Opinion
No. 511370.
June 23, 2011.
Appeal from a decision of the Unemployment Insurance Appeal Board, filed October 1, 2010, which ruled that claimant was ineligible to receive unemployment insurance benefits because she had a reasonable assurance of continued employment.
Patricia J. Murphy, New York City, appellant pro se.
Eric T. Schneiderman, Attorney General, New York City (Marjorie S. Leff of counsel), for respondent.
Before: Peters, J.P., Rose, Malone Jr., Stein and Garry, JJ.
Claimant was employed as a per diem substitute teacher in Manhattan and the Bronx by the New York City Department of Education during the 2008-2009 school year for a total of 154 days. On June 12, 2009, claimant was sent a letter by the employer assuring her of continued employment during the upcoming 2009-2010 school year, with the amount of work available and the economic terms and conditions of employment to be substantially the same as in the previous year. Claimant applied for unemployment insurance benefits for the summer of 2009 and the Unemployment Insurance Appeal Board ultimately determined that she was ineligible to receive them as she had received a reasonable assurance of continued employment pursuant to Labor Law § 590 (10). Claimant now appeals.

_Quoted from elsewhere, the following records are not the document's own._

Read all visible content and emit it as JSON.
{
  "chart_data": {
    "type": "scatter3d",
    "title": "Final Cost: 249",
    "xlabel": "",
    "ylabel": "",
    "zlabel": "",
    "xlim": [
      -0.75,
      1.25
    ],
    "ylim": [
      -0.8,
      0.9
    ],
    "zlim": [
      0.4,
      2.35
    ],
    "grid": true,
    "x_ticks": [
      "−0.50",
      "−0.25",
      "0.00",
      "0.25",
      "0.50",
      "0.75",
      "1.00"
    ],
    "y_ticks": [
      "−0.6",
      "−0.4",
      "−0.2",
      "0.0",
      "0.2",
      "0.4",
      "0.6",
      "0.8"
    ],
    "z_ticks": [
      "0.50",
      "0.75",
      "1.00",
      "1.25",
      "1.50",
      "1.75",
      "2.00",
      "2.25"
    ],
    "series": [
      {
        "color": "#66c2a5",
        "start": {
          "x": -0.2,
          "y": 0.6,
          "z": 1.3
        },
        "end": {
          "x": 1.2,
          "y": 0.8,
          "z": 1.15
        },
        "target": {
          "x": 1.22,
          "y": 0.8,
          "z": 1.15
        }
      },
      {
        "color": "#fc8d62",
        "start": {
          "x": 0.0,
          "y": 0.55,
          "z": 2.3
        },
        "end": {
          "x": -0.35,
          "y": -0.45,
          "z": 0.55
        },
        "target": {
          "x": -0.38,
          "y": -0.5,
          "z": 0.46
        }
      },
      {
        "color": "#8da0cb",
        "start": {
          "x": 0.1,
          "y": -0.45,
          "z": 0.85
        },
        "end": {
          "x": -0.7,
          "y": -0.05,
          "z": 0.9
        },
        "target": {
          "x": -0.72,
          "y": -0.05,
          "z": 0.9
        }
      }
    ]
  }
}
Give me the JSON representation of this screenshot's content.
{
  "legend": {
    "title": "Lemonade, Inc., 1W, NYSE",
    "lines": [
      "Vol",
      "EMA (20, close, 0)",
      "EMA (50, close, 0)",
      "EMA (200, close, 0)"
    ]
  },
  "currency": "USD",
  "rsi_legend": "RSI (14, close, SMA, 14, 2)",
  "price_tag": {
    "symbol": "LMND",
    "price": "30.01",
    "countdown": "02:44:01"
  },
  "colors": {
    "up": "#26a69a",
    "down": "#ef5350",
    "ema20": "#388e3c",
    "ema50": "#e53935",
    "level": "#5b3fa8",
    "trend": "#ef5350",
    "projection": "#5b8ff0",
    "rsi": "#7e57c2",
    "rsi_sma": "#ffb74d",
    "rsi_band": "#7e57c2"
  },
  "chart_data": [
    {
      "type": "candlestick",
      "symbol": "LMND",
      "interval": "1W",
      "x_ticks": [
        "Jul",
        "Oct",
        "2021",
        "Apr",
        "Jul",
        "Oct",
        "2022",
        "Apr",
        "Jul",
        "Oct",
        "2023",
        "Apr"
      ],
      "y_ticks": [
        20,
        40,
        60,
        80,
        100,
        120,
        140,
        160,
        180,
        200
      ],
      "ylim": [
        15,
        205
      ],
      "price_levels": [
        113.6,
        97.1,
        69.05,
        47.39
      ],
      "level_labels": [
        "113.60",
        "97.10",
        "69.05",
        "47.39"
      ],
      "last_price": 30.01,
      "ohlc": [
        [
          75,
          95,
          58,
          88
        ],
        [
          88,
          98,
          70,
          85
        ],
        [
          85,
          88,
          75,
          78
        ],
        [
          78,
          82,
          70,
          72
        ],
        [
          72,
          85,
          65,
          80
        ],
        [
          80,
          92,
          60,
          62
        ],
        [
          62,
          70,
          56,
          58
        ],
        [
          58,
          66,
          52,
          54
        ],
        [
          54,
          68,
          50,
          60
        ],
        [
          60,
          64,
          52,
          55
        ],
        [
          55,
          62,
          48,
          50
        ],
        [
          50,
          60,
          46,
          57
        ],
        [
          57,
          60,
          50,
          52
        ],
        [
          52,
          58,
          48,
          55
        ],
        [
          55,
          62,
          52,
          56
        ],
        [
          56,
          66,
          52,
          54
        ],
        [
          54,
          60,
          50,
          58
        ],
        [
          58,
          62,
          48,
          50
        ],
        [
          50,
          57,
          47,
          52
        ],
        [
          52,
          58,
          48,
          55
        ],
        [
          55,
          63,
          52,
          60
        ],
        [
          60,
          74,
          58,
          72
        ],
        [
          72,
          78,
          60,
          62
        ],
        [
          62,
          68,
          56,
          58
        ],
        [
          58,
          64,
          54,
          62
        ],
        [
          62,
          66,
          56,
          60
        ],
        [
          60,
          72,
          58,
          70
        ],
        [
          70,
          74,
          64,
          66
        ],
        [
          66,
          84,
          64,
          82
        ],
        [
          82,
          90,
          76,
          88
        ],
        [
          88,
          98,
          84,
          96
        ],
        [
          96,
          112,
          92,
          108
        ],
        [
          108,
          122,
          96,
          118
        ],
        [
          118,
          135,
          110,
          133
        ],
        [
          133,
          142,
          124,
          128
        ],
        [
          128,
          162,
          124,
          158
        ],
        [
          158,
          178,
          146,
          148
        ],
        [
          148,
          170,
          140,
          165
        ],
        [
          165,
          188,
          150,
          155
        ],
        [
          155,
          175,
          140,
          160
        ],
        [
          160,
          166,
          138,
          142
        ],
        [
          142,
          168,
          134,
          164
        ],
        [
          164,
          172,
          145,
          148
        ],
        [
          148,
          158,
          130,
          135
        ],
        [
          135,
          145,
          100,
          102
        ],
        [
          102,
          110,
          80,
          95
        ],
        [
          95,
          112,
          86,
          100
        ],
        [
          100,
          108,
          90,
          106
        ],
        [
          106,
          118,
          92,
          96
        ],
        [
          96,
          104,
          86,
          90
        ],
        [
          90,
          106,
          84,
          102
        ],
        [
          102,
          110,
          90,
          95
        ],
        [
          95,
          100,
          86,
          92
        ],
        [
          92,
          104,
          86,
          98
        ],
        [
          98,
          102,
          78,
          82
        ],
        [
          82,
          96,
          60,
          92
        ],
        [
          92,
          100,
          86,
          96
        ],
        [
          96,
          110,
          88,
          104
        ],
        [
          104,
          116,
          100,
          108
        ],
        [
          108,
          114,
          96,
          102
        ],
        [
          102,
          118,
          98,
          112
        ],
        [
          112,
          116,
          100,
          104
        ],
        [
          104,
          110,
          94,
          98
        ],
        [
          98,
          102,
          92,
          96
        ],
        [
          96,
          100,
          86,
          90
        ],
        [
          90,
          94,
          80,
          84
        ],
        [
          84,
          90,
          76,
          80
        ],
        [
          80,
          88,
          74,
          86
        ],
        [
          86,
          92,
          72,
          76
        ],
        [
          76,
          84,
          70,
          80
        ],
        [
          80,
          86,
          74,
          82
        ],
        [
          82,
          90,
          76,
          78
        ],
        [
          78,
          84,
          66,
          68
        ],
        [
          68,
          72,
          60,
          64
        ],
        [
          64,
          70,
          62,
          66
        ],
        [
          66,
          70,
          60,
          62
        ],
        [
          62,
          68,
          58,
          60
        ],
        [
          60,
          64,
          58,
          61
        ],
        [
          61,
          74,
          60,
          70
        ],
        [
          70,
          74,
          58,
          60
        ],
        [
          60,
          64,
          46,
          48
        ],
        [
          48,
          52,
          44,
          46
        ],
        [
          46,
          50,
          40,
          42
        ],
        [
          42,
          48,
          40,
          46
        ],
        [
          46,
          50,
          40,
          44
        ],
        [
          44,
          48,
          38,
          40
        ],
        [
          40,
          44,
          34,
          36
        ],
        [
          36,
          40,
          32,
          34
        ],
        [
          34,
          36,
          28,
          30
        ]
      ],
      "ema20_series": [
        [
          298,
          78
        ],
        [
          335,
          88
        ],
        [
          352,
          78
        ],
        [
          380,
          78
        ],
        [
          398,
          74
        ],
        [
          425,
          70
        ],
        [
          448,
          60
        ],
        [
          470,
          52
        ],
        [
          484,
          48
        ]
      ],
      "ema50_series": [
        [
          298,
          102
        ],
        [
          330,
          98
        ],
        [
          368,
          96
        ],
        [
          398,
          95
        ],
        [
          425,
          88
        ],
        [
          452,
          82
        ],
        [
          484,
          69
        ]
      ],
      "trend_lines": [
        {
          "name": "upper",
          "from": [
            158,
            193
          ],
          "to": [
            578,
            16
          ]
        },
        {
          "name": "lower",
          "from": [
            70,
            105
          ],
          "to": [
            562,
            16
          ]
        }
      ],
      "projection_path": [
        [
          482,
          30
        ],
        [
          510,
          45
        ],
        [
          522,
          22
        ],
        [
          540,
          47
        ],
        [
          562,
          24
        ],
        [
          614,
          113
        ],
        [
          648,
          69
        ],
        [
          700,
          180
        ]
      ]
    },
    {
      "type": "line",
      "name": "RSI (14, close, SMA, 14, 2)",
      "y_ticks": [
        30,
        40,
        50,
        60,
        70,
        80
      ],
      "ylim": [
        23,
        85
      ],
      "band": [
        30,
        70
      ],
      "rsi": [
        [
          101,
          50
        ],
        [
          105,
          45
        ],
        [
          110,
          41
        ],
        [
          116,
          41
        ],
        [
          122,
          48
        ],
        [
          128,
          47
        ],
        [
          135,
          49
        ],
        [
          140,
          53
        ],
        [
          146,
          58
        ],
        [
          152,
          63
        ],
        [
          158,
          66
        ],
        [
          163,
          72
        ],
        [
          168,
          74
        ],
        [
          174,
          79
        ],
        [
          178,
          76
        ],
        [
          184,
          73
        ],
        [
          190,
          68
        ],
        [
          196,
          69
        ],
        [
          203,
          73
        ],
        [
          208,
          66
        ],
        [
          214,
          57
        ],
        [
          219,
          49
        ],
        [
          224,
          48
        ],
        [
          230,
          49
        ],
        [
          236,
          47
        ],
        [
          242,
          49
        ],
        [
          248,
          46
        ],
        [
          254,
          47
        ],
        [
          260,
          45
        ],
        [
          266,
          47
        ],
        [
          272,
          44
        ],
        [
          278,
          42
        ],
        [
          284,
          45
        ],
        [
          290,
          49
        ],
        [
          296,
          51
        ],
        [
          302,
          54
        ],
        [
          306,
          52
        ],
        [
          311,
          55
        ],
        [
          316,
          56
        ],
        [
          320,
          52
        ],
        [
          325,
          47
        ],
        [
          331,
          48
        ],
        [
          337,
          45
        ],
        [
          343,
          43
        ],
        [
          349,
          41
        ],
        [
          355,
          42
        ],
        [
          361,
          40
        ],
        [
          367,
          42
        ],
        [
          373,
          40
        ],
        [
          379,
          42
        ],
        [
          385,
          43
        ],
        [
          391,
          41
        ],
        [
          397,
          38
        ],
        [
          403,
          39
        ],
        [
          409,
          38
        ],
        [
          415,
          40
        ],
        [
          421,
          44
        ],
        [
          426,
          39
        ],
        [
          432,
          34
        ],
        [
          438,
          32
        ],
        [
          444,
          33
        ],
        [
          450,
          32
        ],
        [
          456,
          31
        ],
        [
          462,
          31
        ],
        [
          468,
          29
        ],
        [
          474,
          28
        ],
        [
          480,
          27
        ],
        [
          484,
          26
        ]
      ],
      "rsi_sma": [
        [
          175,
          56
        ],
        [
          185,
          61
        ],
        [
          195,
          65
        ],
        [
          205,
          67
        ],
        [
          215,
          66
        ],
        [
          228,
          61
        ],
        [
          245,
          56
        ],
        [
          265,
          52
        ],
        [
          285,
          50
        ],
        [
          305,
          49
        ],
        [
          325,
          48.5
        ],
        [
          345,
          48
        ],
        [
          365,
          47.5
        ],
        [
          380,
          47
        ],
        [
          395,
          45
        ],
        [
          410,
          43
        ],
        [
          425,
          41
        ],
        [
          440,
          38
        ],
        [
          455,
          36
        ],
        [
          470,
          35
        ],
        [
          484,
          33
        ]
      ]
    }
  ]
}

We affirm. A professional employed by an educational institution is precluded from receiving unemployment insurance benefits for the period between two successive academic years when he or she has received a reasonable assurance of continued employment ( see Labor Law § 590; Matter of Sultana [New York City Dept. of Educ. — Commissioner of Labor], 79 AD3d 1552, 1553; Matter of Schwartz [New York City Dept. of Educ — Commissioner of Labor], 68 AD3d 1323, 1324). Here, a representative from the employer testified that claimant would have as many opportunities to work during the 2009-2010 school year as she had the prior year because there were expected to be the same number of teachers and students, there were no budgetary or other impediments to hiring claimant and the list of potential substitute teachers had been reduced from 12,000 to 9,000. That testimony, along with the letter sent to claimant and her professed belief that she would be offered the same amount of work, provide substantial evidence to support the Board's determination ( see Matter of Schwartz [New York City Dept. of Educ. — Commissioner of Labor], 68 AD3d at 1324; Matter of Jeanty [New York City Dept. of Educ. — Commissioner of Labor], 65 AD3d 1437, 1438).
Ordered that the decision is affirmed, without costs.